El principal de los opúsculos, de ese tiempo era el: “Manifiesto a los pueblos sobre las razones que movieron a los vecinos de Valparaíso para los sucesos del 30 de Septiembre de 1825, por don José Silvestre Lazo”. Ardoroso federalista, el señor Lazo, autor del opúsculo, era diputado de Valparaíso, dicho documento está compuesto por cinco páginas.
Sólo un año más tarde, el 3 de octubre de 1826, Valparaíso vino a tener su primer periódico: “El Telégrafo Mercantil y Político”. Su fundador, redactor y cajista fue el mismo Pedro Félix Vicuña, quien además se desempeñará como publicista y colaborador de otras publicaciones periodísticas. Vicuña años más tarde, realizará una exitosa carrera política, como Diputado y Senador del Partido Liberal.
“El Telégrafo Mercantil y Político” era una simple cuartilla de papel, de que alcanzaron a salir a la calle 89 números, al precio de medio real. Servia de regente en esta modesta hoja suelta, la primera que hubo en Valparaíso, don Ignacio Silva, personaje que por ese tiempo era un modesto empleado de aduana.

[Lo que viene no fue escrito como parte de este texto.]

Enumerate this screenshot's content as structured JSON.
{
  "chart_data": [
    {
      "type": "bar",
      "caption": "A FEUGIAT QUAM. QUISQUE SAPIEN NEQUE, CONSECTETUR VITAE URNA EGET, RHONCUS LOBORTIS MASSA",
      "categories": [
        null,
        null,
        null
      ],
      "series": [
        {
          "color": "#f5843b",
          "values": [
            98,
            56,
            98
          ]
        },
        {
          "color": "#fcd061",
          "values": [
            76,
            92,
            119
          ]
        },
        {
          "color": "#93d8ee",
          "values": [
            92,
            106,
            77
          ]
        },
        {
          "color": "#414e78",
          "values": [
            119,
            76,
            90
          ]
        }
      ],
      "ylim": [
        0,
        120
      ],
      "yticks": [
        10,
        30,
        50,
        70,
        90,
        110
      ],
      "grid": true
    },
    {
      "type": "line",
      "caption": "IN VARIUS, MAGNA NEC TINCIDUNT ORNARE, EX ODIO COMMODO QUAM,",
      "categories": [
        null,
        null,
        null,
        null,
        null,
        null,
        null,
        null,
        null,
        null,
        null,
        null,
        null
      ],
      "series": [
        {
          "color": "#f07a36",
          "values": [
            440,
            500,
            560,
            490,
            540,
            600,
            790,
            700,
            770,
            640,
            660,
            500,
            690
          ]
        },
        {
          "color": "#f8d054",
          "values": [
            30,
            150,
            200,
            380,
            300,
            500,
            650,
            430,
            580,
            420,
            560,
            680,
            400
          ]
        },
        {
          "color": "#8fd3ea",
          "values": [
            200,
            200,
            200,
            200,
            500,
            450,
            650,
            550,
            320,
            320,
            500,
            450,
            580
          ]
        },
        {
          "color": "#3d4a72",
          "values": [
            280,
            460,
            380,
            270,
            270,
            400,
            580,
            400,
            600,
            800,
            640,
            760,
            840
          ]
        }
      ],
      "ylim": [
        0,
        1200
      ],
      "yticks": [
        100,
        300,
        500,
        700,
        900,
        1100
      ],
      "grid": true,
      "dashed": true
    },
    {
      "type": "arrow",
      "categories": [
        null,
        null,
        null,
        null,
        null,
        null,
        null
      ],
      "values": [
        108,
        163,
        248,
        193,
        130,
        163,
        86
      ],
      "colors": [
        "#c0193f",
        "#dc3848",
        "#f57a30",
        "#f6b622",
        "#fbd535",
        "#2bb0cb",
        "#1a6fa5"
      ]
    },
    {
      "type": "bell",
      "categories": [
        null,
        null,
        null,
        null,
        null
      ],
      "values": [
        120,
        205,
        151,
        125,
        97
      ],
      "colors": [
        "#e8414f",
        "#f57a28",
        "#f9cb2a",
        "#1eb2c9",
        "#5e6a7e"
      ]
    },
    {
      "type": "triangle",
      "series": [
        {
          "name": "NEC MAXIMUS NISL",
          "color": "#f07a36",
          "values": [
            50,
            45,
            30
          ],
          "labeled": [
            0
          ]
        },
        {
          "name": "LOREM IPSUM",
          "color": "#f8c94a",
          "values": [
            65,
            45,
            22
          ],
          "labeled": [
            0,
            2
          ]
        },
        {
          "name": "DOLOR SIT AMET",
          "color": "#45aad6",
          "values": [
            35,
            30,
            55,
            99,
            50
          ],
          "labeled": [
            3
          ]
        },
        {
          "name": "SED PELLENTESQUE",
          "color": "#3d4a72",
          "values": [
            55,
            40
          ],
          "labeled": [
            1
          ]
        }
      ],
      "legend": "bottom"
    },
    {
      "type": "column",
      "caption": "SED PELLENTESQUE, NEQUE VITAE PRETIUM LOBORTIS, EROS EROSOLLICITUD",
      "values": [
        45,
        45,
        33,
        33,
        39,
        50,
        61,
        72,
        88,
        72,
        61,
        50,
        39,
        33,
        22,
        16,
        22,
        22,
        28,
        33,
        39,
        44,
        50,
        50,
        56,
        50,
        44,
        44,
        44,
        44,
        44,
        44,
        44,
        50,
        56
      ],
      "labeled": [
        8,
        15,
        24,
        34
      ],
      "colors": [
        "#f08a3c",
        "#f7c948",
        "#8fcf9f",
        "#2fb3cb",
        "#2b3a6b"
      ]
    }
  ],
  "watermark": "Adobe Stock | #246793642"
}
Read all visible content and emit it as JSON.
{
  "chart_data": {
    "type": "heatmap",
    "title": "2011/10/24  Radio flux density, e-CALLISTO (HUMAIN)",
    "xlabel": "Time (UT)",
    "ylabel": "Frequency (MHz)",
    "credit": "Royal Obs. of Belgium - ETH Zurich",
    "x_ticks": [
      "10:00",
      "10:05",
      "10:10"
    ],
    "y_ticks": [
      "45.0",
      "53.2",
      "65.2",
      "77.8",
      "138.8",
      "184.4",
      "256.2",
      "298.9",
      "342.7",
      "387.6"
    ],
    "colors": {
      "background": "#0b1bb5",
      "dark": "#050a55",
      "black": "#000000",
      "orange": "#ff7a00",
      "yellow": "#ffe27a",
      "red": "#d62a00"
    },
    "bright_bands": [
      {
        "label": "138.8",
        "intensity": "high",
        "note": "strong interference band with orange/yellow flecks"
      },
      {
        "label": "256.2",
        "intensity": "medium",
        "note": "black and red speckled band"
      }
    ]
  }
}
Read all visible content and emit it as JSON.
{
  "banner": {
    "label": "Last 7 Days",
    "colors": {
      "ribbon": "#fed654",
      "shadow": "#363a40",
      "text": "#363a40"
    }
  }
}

También debemos destacar a José Escobar, de quien se cuenta que era un individuo muy diestro, que aprendió además de leer, a ordenar lo “tipos” para su impresión sobre papel.
José Escobar, es uno de los primeros tipógrafos que cultivó este arte como su oficio en Valparaíso.
Escobar trabajó para “Mercurio de Valparaíso”, como tipógrafo desde su primer número. Tuvo un hijo del mismo nombre, quien también desarrolló el oficio de tipógrafo después de haber participado en la batalla de Lircay por el bando liberal (pipiolo).
Después del “Telégrafo Mercantil y Político”, el 14 de Abril de 1827 apareció otra hoja: “El Observador de Valparaíso”, periódico de efímera vida, inspirado y dirigido por don Diego Portales. También participará como redactor junto a Gaspar Candamo en el periódico “El Vigía”.
“En 1828 – Portales – estruja su escuálida bolsa para financiar El Vigía, que sale en Valparaíso. En Santiago colabora con las satíricas columnas de El Hambriento, como antes lo había hecho en El Araucano.”
De: Campos Menéndez, Enrique; En: “Tríptico portaleano”; En: Presencia de Portales; varios autores; Editorial Nacional Gabriela Mistral LTDA. ; Primera Edición 1974: página 30.
Según Vicuña Mackenna, Portales había comprado en $ 2.400.00 la imprenta de don Pedro Félix Vicuña, afirmación que contrasta con el hecho de que Vicuña aparece en Agosto del mismo año – 1827 – aportando con su imprenta para refundirla con otra que trajo por acá el joven tipógrafo norteamericano don Tomás G. Wells y sacar con las dos juntas una nueva hoja que se llamará “El Mercurio de Valparaíso”, el cual nació el 12 de septiembre.